We felt that our prayers had been answered.

Now, however, all those gains are at risk. Critics like Sen. Josh Hawley of Missouri say that it is too expensive to continue supporting Ukraine and that we should focus on our own security and prioritize supporting other friends like Israel and Taiwan. But the reality is U.S. support for Ukraine is less than one-third of what we spent per year on wars in Iraq, Afghanistan, and Syria, adjusted for inflation, from 2007 to 2011.

And this funding, which has been subject to extensive oversight by a joint task force of inspectors general, has enabled Ukraine to remain an independent, democratic state in the middle of Europe, significantly weakened Russia’s ability to invade its NATO-member neighbors and draw the U.S. into a wider war, and likely helped to deter China from aggression toward Taiwan.

The American Enterprise Institute and Center for Strategic and International Studies have reported that support for Ukraine also directly strengthens American security by revitalizing our defense production capabilities; over 60% ($67 billion) of Ukraine funding has been spent in the U.S., and foreign purchases of U.S. weapons systems are up significantly based on their success on the battlefield. Because of the dangerous threat of increased Russian aggression, if we stop our support to Ukraine now, we will hinder our ability to protect our allies, our national interests, and our own citizens.

Vladimir Putin will not be satisfied with a peace deal ceding him some Ukrainian land, as some have recommended. He gloated over the decline in support for Ukraine during his recent year-end press conference and reiterated that his goals for the “special military operation” remain the same: “the denazification of Ukraine, its demilitarization, its neutral status” — euphemisms for the end of Ukrainian independence and the subjugation of the Ukrainian people to Moscow.
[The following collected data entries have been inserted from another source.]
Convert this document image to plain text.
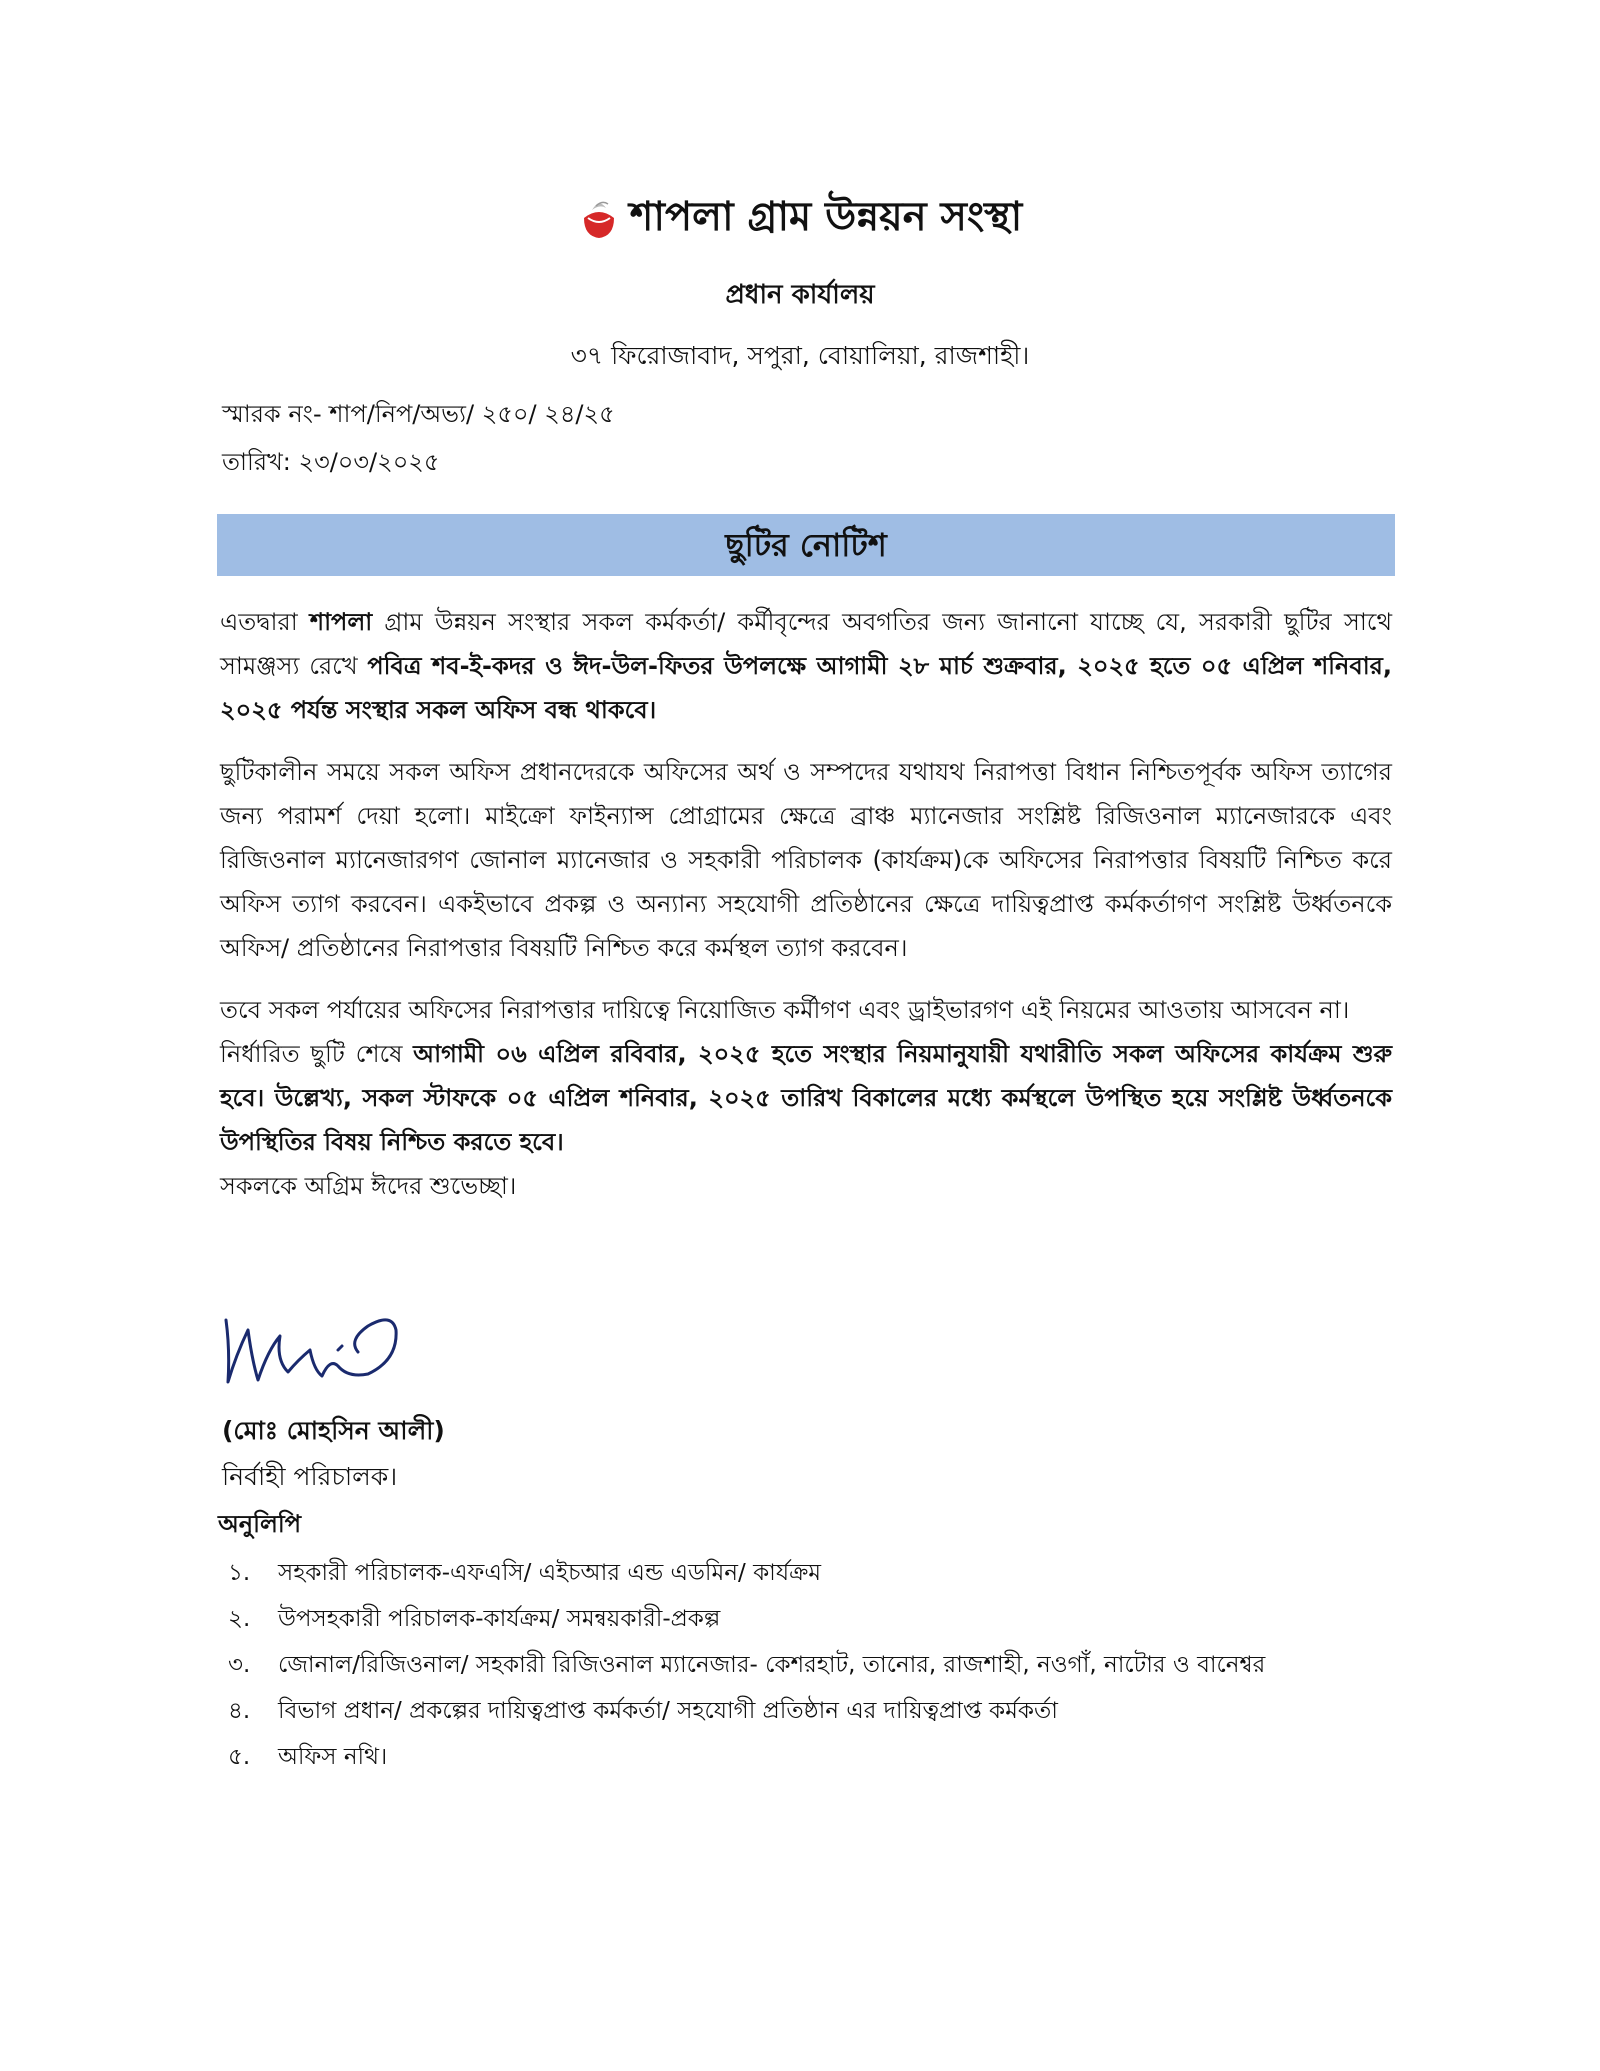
শাপলা গ্রাম উন্নয়ন সংস্থা
প্রধান কার্যালয়
৩৭ ফিরোজাবাদ, সপুরা, বোয়ালিয়া, রাজশাহী।
স্মারক নং- শাপ/নিপ/অভ্য/ ২৫০/ ২৪/২৫
তারিখ: ২৩/০৩/২০২৫
ছুটির নোটিশ

এতদ্বারা শাপলা গ্রাম উন্নয়ন সংস্থার সকল কর্মকর্তা/ কর্মীবৃন্দের অবগতির জন্য জানানো যাচ্ছে যে, সরকারী ছুটির সাথে সামঞ্জস্য রেখে পবিত্র শব-ই-কদর ও ঈদ-উল-ফিতর উপলক্ষে আগামী ২৮ মার্চ শুক্রবার, ২০২৫ হতে ০৫ এপ্রিল শনিবার, ২০২৫ পর্যন্ত সংস্থার সকল অফিস বন্ধ থাকবে।

ছুটিকালীন সময়ে সকল অফিস প্রধানদেরকে অফিসের অর্থ ও সম্পদের যথাযথ নিরাপত্তা বিধান নিশ্চিতপূর্বক অফিস ত্যাগের জন্য পরামর্শ দেয়া হলো। মাইক্রো ফাইন্যান্স প্রোগ্রামের ক্ষেত্রে ব্রাঞ্চ ম্যানেজার সংশ্লিষ্ট রিজিওনাল ম্যানেজারকে এবং রিজিওনাল ম্যানেজারগণ জোনাল ম্যানেজার ও সহকারী পরিচালক (কার্যক্রম)কে অফিসের নিরাপত্তার বিষয়টি নিশ্চিত করে অফিস ত্যাগ করবেন। একইভাবে প্রকল্প ও অন্যান্য সহযোগী প্রতিষ্ঠানের ক্ষেত্রে দায়িত্বপ্রাপ্ত কর্মকর্তাগণ সংশ্লিষ্ট উর্ধ্বতনকে অফিস/ প্রতিষ্ঠানের নিরাপত্তার বিষয়টি নিশ্চিত করে কর্মস্থল ত্যাগ করবেন।

তবে সকল পর্যায়ের অফিসের নিরাপত্তার দায়িত্বে নিয়োজিত কর্মীগণ এবং ড্রাইভারগণ এই নিয়মের আওতায় আসবেন না।

নির্ধারিত ছুটি শেষে আগামী ০৬ এপ্রিল রবিবার, ২০২৫ হতে সংস্থার নিয়মানুযায়ী যথারীতি সকল অফিসের কার্যক্রম শুরু হবে। উল্লেখ্য, সকল স্টাফকে ০৫ এপ্রিল শনিবার, ২০২৫ তারিখ বিকালের মধ্যে কর্মস্থলে উপস্থিত হয়ে সংশ্লিষ্ট উর্ধ্বতনকে উপস্থিতির বিষয় নিশ্চিত করতে হবে।

সকলকে অগ্রিম ঈদের শুভেচ্ছা।

(মোঃ মোহসিন আলী)
নির্বাহী পরিচালক।
অনুলিপি
১.	সহকারী পরিচালক-এফএসি/ এইচআর এন্ড এডমিন/ কার্যক্রম
২.	উপসহকারী পরিচালক-কার্যক্রম/ সমন্বয়কারী-প্রকল্প
৩.	জোনাল/রিজিওনাল/ সহকারী রিজিওনাল ম্যানেজার- কেশরহাট, তানোর, রাজশাহী, নওগাঁ, নাটোর ও বানেশ্বর
৪.	বিভাগ প্রধান/ প্রকল্পের দায়িত্বপ্রাপ্ত কর্মকর্তা/ সহযোগী প্রতিষ্ঠান এর দায়িত্বপ্রাপ্ত কর্মকর্তা
৫.	অফিস নথি।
Abruptly ending support for Ukraine means wasting the courageous fight led by Ukraine, the U.S., and our allies, and ignoring the lessons of history and two world wars. As President Ronald Reagan observed: “We’ve learned that isolationism never was and never will be an acceptable response to tyrannical governments with an expansionist intent.”

Babushka Olga was born during WWII, spent most of her life under Soviet tyranny, and does not want to be ruled by Moscow again. She rightly worries for her community and her family members if continued funding for Ukraine is blocked. The United Nations has documented rape, torture, murder, and abduction of elderly people, children, and other Ukrainian civilians committed in areas controlled by Russian soldiers.
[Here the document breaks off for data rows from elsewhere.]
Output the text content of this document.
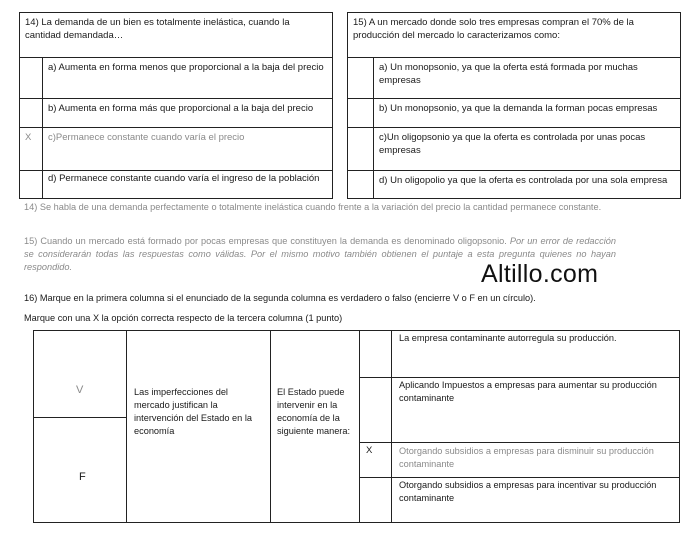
14) La demanda de un bien es totalmente inelástica, cuando la cantidad demandada…
a) Aumenta en forma menos que proporcional a la baja del precio
b) Aumenta en forma más que proporcional a la baja del precio
X	c)Permanece constante cuando varía el precio
d) Permanece constante cuando varía el ingreso de la población
15) A un mercado donde solo tres empresas compran el 70% de la producción del mercado lo caracterizamos como:
a) Un monopsonio, ya que la oferta está formada por muchas empresas
b) Un monopsonio, ya que la demanda la forman pocas empresas
c)Un oligopsonio ya que la oferta es controlada por unas pocas empresas
d) Un oligopolio ya que la oferta es controlada por una sola empresa
14) Se habla de una demanda perfectamente o totalmente inelástica cuando frente a la variación del precio la cantidad permanece constante.
15) Cuando un mercado está formado por pocas empresas que constituyen la demanda es denominado oligopsonio. Por un error de redacción se considerarán todas las respuestas como válidas. Por el mismo motivo también obtienen el puntaje a esta pregunta quienes no hayan respondido.	Altillo.com
16) Marque en la primera columna si el enunciado de la segunda columna es verdadero o falso (encierre V o F en un círculo).
Marque con una X la opción correcta respecto de la tercera columna (1 punto)
V
F
Las imperfecciones del mercado justifican la intervención del Estado en la economía
El Estado puede intervenir en la economía de la siguiente manera:
X
La empresa contaminante autorregula su producción.
Aplicando Impuestos a empresas para aumentar su producción contaminante
Otorgando subsidios a empresas para disminuir su producción contaminante
Otorgando subsidios a empresas para incentivar su producción contaminante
Neither does Olga wish to leave her country and become a refugee. She says that life is hard now, but that she was born in hard times, has lived in hard times before, and is willing to persist in hard times for Ukraine to be free.

Her words echo those Thomas Paine wrote at one of the darkest points of America’s struggle for freedom: “Tyranny, like hell, is not easily conquered; yet we have this consolation with us, that the harder the conflict, the more glorious the triumph.”

Yet the sacrifices Olga and her fellow Ukrainian citizens are willing to keep making for their homeland — and consequently for our security and freedoms, too — will mean nothing if Congress refuses to back them now, not just with prayer but with continued material support.

Bard Luippold is a product manager based in Tacoma, Washington.